Have a wonderful trip, Alice. Is there any way that Repeaty Parrot could be lost somewhere on the Pennsylvania turnpike? I mean, not anywhere really close to MY neck of the woods or anything, but maybe sorta mid-state?

I see Repeaty Parrot out there on the side of the road, winging/thumbing a ride...

Pretty Unfamous said...

Those things suck. They're never cool.

Sue Wilkey said...

Dude!!!! Swing by for a mojito!!!! PA is - yeah, it really kinda blows i know.

Mary Witzl said...

We once had something very much like that -- a red penguin, I believe. It drove me right around the bend and I was on the verge of throwing it out. Then I went and saw Toy Story II and after that I let it stick around. It's batteries were shot anyway.

That girl from Shallotte said...

Okay, you are an A-plus human being for not taking the DVD player. My husband gave me one to keep me from whining on our 2.5 hour drives to the coast to see my parents. And I'm older than you. Have a safe trip.

Miss Awesome said...

We once had a little monkey stuffed animal that made monkey sounds. After about a day I made my friend beat it until the sound box broke.

Not that I'm suggesting that... :P

Hey It's Di said...

OH, so that's how I get rid of the kids and the annoying toys huh?

My kids have had soooooooooo many evil noise making toys. The worst though was the furbies. I swear I would hide those things FAR away and under a million things. It didn't help! They would start making noise all hours of the night. I finally had to take matters into my own hands and permanently remove the batteries. Ahhhh much better!

Ashley. Unscripted... said...

The Husband and I are both dying now over RP.
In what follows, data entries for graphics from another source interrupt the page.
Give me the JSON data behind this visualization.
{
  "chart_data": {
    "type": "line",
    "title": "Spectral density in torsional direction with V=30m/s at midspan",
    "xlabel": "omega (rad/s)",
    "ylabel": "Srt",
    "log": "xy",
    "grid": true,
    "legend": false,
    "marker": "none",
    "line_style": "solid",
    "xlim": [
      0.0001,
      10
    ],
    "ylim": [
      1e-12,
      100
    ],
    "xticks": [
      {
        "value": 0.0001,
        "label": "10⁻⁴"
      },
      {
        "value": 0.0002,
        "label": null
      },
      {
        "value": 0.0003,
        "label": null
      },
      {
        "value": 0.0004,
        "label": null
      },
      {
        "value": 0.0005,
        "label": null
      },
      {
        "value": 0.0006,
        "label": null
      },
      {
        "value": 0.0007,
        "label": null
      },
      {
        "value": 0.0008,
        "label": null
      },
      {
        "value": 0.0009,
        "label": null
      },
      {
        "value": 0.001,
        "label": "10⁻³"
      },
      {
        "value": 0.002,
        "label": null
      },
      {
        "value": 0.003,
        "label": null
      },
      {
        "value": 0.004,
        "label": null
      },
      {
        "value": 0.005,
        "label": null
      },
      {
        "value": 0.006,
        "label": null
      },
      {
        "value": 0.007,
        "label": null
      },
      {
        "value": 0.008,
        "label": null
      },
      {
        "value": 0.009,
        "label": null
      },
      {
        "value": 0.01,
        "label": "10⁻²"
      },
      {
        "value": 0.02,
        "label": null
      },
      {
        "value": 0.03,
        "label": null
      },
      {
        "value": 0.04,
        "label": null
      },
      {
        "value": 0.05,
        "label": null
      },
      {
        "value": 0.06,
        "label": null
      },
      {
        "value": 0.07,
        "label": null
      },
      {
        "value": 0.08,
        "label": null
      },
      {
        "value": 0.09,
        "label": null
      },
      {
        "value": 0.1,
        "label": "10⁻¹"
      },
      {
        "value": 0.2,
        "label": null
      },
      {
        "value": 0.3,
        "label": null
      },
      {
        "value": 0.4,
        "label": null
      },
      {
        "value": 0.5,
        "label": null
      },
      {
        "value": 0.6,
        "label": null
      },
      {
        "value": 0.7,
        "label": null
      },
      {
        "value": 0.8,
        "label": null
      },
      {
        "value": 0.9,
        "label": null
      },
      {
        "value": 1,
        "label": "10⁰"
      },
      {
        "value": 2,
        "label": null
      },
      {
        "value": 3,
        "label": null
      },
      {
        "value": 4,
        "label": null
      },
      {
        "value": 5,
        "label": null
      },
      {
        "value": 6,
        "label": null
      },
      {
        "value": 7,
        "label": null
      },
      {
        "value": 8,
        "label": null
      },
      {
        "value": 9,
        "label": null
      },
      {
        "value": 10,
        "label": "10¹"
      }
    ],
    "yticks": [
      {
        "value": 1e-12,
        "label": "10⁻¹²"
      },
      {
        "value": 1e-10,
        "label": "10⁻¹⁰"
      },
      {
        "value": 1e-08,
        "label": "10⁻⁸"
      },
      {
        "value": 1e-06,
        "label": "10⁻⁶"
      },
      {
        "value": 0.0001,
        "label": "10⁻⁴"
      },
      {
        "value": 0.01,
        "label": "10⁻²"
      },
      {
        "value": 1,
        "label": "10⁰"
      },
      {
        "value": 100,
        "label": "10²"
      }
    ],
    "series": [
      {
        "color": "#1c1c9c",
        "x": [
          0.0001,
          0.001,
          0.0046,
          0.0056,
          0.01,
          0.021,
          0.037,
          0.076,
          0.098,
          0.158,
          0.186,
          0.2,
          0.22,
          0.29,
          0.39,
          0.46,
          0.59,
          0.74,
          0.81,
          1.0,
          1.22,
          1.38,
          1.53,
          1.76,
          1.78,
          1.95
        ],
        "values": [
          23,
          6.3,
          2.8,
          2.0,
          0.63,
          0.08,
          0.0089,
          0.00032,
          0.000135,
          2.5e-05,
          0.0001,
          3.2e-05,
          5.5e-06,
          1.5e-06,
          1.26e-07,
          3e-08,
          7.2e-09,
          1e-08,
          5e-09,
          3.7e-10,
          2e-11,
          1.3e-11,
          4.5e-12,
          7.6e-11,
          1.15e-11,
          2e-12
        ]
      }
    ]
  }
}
The Girl Next Door said...

HIlarious! Do your kids repeat each other? bc mine did ALL THE TIME (ok let's be honest, son still does it even though they're 15) and they HATE it. So RP would've made all of our heads explode...

Bee said...

Now I want reapt-y parrot so I can say "pop you in the ass"1 Niiiice! ;o)

Lucy Filet said...

Mwahahaha! I've never heard of a repeaty parrot, but we have a little monster that my "friend" sent me, that sings monster mash OVER AND OVER AND OVER. He now is hidden in the Halloween things and only comes out for that one day, but I swear the kids make up for not seeing him for the whole year.

Manager Mom said...

Ye Gods woman, why are you hatin' on the DVD player? Have you been drinking?

Anonymous said...

We have the parrot that curses. HATE IT

peace
#2

JD at I Do Things said...

Oh, my hell, that is funny. Why is it I can so clearly hear Repeaty-Y Parrott in my head, static and all?


JD at I Do Things

Queen Goob said...

I’d have to rip off his face
I’d have to rip off his face
Then kick him across the room
Then kick him across the room
And flatten it with a hammer
And flatten it with a hammer……

Cassie said...

I'd be in BIG trouble if I had a toy that repeated everything I said! Glad you thought my husband's insults were funny--haha, I actually did too, otherwise I definitely wouldn't have posted them!